Load a pre-trained model for creating sentence embeddings

model = SentenceTransformer('all-MiniLM-L6-v2')

Create vector representations (embeddings) for all the recipe titles.

recipe_embeddings = model.encode(recipes)

Define search function that takes a query and number of results to return. It creates an embedding for the query, calculates similarities with all recipes, and returns the top k similar recipes.

def find_similar_recipes(query, top_k=2):
    query_embedding = model.encode([query])
    similarities = cosine_similarity(query_embedding, recipe_embeddings)[0]
    top_indices = similarities.argsort()[-top_k:][::-1]
    return [(recipes[i], similarities[i]) for i in top_indices]

Set up a test query and calls the function to find similar recipes.

query = "healthy dessert without sugar"
results = find_similar_recipes(query)

Print the query and the most similar recipes with their similarity scores.

print(f"Query: {query}")
print("Most similar recipes:")
for recipe, score in results:
    print(f"- {recipe} (Similarity: {score:.2f})")

Output:

Query: healthy dessert without sugar
Most similar recipes:
- No-Bake Berry Chia Seed Pudding (Similarity: 0.55)
- Banana and Date Sweetened Oatmeal Cookies (Similarity: 0.43)

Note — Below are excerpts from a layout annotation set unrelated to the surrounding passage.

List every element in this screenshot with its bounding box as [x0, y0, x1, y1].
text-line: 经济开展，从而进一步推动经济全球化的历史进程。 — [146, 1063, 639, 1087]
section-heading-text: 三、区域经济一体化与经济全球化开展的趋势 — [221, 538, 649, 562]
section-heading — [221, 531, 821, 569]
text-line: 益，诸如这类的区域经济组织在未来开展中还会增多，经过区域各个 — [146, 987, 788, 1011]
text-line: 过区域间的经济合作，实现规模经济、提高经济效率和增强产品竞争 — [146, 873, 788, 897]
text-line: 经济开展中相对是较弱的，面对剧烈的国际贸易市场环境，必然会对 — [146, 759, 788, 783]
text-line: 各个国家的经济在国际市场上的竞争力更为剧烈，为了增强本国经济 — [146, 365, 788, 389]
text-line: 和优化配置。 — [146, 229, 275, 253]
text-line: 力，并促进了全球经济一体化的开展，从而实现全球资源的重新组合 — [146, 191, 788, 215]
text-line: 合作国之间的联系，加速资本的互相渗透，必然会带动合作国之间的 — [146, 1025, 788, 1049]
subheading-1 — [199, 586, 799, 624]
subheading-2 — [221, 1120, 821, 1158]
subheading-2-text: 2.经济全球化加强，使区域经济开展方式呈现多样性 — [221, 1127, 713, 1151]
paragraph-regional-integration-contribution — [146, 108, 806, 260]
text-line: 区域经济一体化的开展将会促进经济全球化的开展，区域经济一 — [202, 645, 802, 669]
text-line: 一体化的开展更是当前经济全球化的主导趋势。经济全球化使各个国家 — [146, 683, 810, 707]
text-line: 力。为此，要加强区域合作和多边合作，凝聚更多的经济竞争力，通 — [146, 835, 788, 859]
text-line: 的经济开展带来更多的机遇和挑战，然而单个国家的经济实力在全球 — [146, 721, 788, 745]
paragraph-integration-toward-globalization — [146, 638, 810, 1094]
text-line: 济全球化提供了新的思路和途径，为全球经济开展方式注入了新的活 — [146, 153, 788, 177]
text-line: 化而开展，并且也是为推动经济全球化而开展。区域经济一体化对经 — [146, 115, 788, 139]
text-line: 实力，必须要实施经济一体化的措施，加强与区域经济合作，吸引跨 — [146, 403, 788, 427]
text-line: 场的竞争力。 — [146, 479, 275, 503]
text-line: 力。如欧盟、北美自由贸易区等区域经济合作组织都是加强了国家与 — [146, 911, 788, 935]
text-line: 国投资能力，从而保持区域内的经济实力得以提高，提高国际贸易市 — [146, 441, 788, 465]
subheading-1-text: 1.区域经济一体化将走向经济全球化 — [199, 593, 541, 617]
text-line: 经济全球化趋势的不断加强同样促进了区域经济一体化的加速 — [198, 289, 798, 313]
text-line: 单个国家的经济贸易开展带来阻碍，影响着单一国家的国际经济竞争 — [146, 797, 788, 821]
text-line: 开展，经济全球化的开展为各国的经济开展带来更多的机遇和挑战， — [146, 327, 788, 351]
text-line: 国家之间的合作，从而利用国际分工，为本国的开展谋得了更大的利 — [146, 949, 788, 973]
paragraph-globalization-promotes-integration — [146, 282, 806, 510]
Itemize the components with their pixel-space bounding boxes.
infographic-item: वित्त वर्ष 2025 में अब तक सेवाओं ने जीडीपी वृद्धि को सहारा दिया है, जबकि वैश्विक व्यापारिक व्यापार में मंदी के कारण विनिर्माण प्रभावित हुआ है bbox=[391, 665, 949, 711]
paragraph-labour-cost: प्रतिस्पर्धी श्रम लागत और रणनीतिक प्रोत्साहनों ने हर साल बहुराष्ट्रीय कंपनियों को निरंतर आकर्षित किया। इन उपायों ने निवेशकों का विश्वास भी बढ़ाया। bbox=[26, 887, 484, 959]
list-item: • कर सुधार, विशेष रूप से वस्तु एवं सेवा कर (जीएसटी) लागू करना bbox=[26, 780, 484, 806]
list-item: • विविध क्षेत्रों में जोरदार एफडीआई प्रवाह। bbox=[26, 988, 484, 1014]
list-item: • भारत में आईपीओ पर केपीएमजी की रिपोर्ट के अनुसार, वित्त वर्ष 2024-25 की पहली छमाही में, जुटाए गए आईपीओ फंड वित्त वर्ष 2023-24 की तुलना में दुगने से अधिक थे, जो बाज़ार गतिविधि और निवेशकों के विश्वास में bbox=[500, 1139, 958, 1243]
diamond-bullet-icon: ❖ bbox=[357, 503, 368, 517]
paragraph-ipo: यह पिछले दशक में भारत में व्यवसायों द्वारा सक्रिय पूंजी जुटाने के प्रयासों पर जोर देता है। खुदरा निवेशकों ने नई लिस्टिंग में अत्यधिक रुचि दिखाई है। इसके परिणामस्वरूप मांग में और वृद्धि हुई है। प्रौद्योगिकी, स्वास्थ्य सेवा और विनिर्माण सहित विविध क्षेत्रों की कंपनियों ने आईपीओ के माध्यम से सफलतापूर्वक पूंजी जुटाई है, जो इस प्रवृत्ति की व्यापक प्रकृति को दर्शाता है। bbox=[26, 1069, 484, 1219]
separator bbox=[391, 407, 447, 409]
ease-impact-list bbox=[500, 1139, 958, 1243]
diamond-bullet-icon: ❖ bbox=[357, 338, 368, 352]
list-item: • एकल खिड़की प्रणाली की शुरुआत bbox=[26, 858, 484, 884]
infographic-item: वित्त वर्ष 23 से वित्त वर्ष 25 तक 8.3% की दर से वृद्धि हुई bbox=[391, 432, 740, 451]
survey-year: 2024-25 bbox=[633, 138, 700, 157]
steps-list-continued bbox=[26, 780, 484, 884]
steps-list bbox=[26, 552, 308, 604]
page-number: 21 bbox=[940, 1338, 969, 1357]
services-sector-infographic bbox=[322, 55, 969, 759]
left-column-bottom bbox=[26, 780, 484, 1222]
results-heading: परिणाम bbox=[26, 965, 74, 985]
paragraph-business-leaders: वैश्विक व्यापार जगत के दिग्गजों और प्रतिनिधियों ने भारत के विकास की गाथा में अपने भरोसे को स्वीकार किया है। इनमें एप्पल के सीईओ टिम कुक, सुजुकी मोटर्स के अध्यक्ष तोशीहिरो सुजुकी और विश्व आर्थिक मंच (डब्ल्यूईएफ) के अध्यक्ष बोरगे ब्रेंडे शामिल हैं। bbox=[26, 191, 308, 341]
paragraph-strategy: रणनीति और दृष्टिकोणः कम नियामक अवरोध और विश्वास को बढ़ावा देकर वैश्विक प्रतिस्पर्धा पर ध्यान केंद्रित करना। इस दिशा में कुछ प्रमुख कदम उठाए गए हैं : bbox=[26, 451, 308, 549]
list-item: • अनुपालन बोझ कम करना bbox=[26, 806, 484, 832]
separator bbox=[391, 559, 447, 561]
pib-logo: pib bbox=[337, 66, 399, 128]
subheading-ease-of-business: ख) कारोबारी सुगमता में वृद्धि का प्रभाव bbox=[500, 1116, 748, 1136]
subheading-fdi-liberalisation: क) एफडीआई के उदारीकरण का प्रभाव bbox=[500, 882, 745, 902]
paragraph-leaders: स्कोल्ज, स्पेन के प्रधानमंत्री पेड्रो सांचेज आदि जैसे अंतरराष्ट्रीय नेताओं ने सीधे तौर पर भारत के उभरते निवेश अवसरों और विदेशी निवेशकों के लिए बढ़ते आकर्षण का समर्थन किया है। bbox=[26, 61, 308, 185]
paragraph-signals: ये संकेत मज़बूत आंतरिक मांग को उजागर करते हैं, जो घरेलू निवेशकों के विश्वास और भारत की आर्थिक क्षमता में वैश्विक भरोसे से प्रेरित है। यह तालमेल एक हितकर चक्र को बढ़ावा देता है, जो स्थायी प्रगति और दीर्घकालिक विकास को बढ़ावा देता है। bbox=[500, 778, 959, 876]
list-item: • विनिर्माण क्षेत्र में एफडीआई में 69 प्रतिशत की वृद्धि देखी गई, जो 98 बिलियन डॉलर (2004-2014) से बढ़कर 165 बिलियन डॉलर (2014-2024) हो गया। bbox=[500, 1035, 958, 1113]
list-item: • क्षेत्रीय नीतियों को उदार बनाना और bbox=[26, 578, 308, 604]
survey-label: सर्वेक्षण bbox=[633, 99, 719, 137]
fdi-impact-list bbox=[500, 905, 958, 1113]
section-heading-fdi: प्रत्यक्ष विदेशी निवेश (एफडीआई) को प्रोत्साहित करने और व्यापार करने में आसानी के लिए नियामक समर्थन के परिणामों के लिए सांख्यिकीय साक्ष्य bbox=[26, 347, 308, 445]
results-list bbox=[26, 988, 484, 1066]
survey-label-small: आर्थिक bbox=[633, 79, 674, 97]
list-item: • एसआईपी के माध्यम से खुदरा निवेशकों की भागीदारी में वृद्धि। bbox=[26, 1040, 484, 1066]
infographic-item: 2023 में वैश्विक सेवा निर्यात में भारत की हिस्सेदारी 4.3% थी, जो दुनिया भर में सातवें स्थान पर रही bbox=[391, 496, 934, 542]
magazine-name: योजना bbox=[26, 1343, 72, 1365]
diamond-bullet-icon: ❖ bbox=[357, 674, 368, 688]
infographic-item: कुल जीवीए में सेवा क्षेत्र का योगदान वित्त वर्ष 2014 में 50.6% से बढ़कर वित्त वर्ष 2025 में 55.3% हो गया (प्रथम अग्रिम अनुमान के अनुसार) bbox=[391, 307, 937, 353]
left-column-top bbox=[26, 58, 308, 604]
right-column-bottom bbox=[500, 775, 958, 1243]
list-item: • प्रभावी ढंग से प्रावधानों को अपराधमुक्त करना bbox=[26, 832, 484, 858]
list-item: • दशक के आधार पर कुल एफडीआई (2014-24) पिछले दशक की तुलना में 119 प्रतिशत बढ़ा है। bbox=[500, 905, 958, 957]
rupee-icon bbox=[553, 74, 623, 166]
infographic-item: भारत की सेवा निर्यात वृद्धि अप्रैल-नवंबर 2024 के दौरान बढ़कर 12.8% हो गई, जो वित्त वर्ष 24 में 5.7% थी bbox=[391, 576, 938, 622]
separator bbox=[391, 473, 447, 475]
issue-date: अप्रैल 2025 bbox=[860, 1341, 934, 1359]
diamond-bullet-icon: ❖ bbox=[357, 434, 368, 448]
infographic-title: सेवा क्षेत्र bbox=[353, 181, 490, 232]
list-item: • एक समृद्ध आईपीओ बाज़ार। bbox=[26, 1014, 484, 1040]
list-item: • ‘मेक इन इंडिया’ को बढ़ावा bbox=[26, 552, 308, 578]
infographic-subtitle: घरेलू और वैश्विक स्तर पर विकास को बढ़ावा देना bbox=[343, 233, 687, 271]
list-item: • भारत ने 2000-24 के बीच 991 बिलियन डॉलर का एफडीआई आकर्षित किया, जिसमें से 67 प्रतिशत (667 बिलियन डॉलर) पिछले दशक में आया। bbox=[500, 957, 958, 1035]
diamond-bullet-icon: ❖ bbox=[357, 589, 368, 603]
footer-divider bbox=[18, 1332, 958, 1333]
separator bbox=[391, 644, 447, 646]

This implementation successfully identifies healthier dessert options, understanding that ingredients like berries, chia seeds, bananas, and dates are often used in healthy, sugar-free desserts. It excludes clearly unhealthy options, demonstrating comprehension of “healthy” in the dessert context. The score difference (0.55 vs 0.43) indicates that the model considers the chia seed pudding a closer match to the concept of a healthy, sugar-free dessert than the oatmeal cookies.